BİR MEZHEBE BAĞLI OLMAK ŞART MIDIR?
( 9. YAZI)
Bin sene önceki bir ilim adamı ile bugünkü ilim adamı arasında takva ve ihlas dışında hiçbir üstünlük bulunmamaktadır.
Hatta Kur'an'a ulaşma, Kur'an'dan faydalanma, özgürlük ve ilim bakımından bugünkü alimler daha öncekilerden daha geniş imkanlara sahiptirler.
Bugünkü alimler dünyayı daha net görmektedirler, bilgi karmaşası geçmiş devirlere göre daha azdır.
Allah Elçisi adına yalan uydurma devri çok geride kalmıştır.
Ana konumuza dönecek olursak, müçtehitlerin ve günümüz tabiriyle bilenlerin fetvaları halka göre edille-i şeriyye (dini kaynaklar,deliller) hükmündedir.
Çünkü ümmilere göre, Şer'i delillerin varlığı ile yokluğu eşit olup, onlar bu delillerden direk olarak faydalanamazlar.
Ümmilerin delillere bakma ve onlardan hüküm çıkarma yetenekleri yoktur.
( Böyle olunca) elbette ki, ümmiler kendi ihtiyarları ile keyfi amel yapmaları caiz olmaz.
Bundan dolayı Rahman ve Rahim olan Allah Kur'an'ı Mübin'de şöyle buyuruyor. "Bilmiyorsanız onu zikir (Kur'an) ehline orun"(Nahl, 43)
Dolayısıyla, mukallid ile âlim bir değildir.
Mukallidin Kur'an ehli muvahhid âlimlere sormasından başka hiçbir yolu bulunmamaktadır.
Mezheplere uymak kesinlikle Kur'an, ilim, hikmet, akıl ve tefekküre aykırı çok sakıncalı bir durumdur.

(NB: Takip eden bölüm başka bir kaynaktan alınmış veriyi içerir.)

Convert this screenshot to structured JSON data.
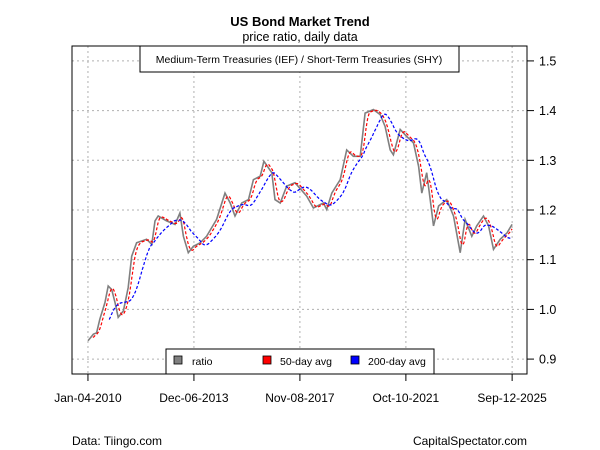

Akıllı müslüman güncel olmak zorundadır.
Müslüman 1350 sene önce uydurulan Emevi Abbasi imalatı hurafe Ehli sünnet dininin ve kadim İran inançlarının kalıntılarına ve mezheplerine iman edemez.
Müslüman sürekli kendisini yenileyen akıl ve fikir sahibi şuurlu insandır.
Müslüman şartsız kayıtsız olarak dini hükümlerde müracaat edeceği yer Kur'an ve Kur'an ehli muvahhid âlimlerdir.
( Bilenlere sormasıdır)
Durum böyle olunca, taklit edenler için Kur'an alimleri Şârii ( Kanun koyucu) yani edille-i şeriyye makamına kaimdirler.
Çünkü mukallidin delili yoktur.
Delil olmadan da sorumluluk olmaz.
Amel etmek için delil bulunmadığı vakit sorumluluk düştüğü gibi,
fetva veren bilgili bir kimse bulunmadığı vakitte sorumluluk olmaz.
İşte böylece alimin görüşünün mukallid için geçerli bir delil olduğu sabit olmuş olur.
Her şeyin en doğrusunu bilen yalnız Cenabı haktır.
(Allah günahlarımızı bağışlasın)
Kur'an'ın dini, Mezheplerin, rivayetlerin, tarikatların ve fırkaların üzerine bulaştırdıkları kirlerden dolayı bütün güzelliklerini kaybetmiş durumdadır.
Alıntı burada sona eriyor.